The determination of recombinant adenoviral (rAd) infectivity and p53 protein expression is important for the evaluation of rAd vectors containing the p53 gene (rAd-CMV-p53) for gene therapy. We have previously reported that rAd5-CMV-p53 vectors can be assessed for infectivity and concomitant p53 protein expression in single- and two-color assays using intracellular staining methodology and flow cytometric analysis. We have compared the flow cytometry-based assays for rAd infectivity (hexon protein) and p53 protein expression with the new slide-based laser scanning cytometry (LSC). We report that LSC analysis of rAd-CMV-p53-infected human 293 cells correlated very well with flow cytometric analysis across a wide range of viral infectivity for both infectivity assessment (r2 = 0.97) and p53 protein expression (r2 = 0.96).
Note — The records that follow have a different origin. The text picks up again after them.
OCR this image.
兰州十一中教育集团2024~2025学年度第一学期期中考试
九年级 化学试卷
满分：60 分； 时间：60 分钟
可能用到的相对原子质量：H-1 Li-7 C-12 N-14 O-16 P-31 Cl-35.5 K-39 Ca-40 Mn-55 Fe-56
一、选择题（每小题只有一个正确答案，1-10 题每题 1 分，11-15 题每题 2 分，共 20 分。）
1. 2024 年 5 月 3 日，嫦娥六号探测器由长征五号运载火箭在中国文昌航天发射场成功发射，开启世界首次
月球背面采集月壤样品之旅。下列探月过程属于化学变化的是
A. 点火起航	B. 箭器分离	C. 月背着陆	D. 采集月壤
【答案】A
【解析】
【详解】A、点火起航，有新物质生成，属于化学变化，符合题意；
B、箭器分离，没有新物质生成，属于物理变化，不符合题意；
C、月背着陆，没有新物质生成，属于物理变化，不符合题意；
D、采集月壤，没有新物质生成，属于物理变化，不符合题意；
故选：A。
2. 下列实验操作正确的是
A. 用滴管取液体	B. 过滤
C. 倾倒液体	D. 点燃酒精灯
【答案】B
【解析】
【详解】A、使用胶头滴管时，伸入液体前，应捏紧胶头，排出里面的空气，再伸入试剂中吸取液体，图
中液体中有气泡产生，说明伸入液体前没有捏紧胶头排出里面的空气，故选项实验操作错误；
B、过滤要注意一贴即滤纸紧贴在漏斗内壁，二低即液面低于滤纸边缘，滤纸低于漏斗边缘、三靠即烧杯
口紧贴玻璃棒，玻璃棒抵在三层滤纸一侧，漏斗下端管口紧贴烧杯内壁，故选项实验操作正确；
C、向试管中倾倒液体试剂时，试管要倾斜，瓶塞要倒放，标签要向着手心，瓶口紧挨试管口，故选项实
Absolute values for infective titer and p53 protein expression titer from an rAd5-CMV-p53 production batch were similar and within experimental error with the two different analytical methods. Finally, bivariate format analysis of rAd-CMV-p53-infected cells revealed comparable results between LSC and flow cytometric analysis. LSC is a reliable and useful tool for the intracellular staining for adenoviral hexon protein expression for determining infectivity and for p53 protein expression from an expressed p53 transgene.